PhillyDeals: New law aims to stop Philadelphia's rain of bricks and mortar
Philadelphia is falling. Marble, bricks, and concrete from at least three mid-rises cracked the sidewalks on busy Chestnut and Walnut Streets last summer, recalling pavement-shattering events like the Lafayette Building cornice that fell onto Fifth Street in 2001, and the Broad Street facade that fell on a city judge, killing him, four years earlier.
Philadelphia is falling. Marble, bricks, and concrete from at least three mid-rises cracked the sidewalks on busy Chestnut and Walnut Streets last summer, recalling pavement-shattering events like the Lafayette Building cornice that fell onto Fifth Street in 2001, and the Broad Street facade that fell on a city judge, killing him, four years earlier.
After each rain of stone, city officials and building owners debated the need for mandatory facade inspections, as they have in New York and Chicago. They decided against it - until now.
In February, City Council unanimously approved, and Mayor Nutter signed, an ordinance for mandatory five-year inspections and repairs to buildings six stories and higher.
Besides its safety merits, the law gives extra work to engineers, architects, and building crews. Idled by the slow economy, they crowded a meeting with building owners hosted by the city Department of Licenses and Inspections last month, in hopes of picking up jobs.
Buildings put up before 1951 have to be checked by next June; newer buildings get more time. Donald Haas, who manages the Bell Atlantic tower and headed the Building Owners and Managers Association of Philadelphia during negotiations over the law last year, estimates the cost at "anywhere from $15,000 up to $50,000 every five years" for an office high-rise, maybe a few thousand less for a six-story apartment building.

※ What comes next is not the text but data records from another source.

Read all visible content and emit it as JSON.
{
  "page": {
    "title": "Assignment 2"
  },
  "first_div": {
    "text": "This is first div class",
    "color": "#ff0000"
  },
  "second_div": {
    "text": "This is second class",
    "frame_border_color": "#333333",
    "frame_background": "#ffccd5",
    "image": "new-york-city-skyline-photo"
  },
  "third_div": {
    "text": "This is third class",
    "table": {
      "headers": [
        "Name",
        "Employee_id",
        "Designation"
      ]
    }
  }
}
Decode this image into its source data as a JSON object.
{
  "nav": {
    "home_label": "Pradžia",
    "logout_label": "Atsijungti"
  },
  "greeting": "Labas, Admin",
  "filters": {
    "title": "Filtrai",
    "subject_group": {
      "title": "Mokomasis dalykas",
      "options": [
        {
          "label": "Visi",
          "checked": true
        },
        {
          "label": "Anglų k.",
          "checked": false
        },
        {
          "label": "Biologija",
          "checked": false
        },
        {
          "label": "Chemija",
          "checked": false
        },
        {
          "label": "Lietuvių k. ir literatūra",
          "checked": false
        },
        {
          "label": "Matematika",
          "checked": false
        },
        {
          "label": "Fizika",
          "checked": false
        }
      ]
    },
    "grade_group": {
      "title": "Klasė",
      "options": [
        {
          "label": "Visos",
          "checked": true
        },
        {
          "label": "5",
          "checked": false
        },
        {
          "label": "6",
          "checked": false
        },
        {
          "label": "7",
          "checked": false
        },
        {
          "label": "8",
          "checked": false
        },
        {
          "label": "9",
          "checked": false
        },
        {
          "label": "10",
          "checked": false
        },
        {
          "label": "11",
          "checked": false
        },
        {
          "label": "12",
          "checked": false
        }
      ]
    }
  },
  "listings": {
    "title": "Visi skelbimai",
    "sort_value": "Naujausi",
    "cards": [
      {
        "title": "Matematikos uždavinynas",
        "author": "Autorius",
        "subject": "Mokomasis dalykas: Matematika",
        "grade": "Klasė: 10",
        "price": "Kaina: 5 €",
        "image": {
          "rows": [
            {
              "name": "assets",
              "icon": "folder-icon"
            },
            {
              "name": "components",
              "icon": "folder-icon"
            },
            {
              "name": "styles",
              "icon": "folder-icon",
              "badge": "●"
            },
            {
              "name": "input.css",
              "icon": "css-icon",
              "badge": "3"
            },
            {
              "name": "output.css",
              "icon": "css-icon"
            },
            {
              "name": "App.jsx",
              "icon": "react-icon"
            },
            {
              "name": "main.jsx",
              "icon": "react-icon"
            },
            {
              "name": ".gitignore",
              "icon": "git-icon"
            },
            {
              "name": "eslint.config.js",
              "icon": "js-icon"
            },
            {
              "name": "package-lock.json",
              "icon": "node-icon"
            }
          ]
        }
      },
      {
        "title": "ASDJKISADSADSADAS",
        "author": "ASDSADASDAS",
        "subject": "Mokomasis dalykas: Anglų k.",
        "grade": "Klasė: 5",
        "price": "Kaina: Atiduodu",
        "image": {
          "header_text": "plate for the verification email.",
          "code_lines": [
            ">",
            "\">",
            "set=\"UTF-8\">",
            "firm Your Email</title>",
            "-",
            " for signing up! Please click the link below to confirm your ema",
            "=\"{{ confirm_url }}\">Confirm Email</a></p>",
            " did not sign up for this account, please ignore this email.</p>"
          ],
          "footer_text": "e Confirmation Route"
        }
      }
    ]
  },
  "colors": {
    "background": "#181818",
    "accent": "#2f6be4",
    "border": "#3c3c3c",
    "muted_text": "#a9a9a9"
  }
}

Haas' members are footing the bill, yet they ended up supporting forced inspections - after winning an extension to cover buildings as low as 60 feet, to what was originally a bill focusing on high-rise towers only. Tower owners pointed out that many of the problems originate with older, lower buildings, which, in Philadelphia, often compete with high-rises for small-office tenants.
"Our members define the skyline of Philadelphia, and the worst thing we can have is you guys writing something fell off one of our buildings," Haas told me. "We were one of the few cities that didn't have a facade ordinance. You could make a strong case we didn't need one if it is in L&I's property-maintenance code. But the code is reactive; people check it when somebody makes a complaint. This is proactive [catching loose material before it slips to the street]."
What goes wrong? "A lot of Philadelphia buildings are masonry limestone [like City Hall], or brick, like Independence Hall, or terra cotta, like you have at Drexel," structural engineer Mark A. Coggin, a principal at Thornton Tomasetti Inc.'s Philadelphia office, told me.
Those materials allowed attractive ornamentation, "but they're brittle," Coggin explained, "and some are hollow inside. Cracks open, water freezes and pushes the joints apart. Like at the Lafayette Building [at Fifth and Chestnut]." Depression-era towers may have "loose cladding, anchorages that corrode, panels that fall off," he said.
Glass and steel panels on newer high-rise buildings are typically well-anchored, but metal handrails and balconies tend to corrode at the base, and many in New York's older buildings have been declared unsafe, Coggin said.
His colleague, senior associate William Lukens, gave me a copy of the one-page form the firm uses in its New York inspections, and the detailed reports and recommendations to comply with city codes and to keep building fronts in the air, where they belong.
Building manager Haas credits the Philadelphia bill's sponsors, Councilmen Jim Kenney and Frank DiCicco, with "getting all the interested parties together - architects, engineers, contractors, building owners."
Why now? "When more pieces started falling off the buildings, it was time," Kenney told me. He blamed the Philly- is-New-Orleans-in-summer effect: "We're especially vulnerable here because we sit between two rivers, we're pretty damp and humid, and the iron that holds the masonry on tends to rust and separate from the building," Kenney said.
Council has not estimated the cost of inspecting and fixing city-owned buildings. Kenney noted the Philadelphia School District "has lots of buildings that fall into these categories," requiring inspection. On the other hand, he is confident that City Hall's long renovation will prevent any need for major repairs to the city's largest stone structure.
The high-rise owners were well-represented in negotiations. I asked DiCicco if smaller-building owners that barely come under the ordinance raise a stink once they realize they have to hire inspectors just like Liberty Property Trust and other high-rise owners. "I suspect we are going to hear from some people," DiCicco agreed.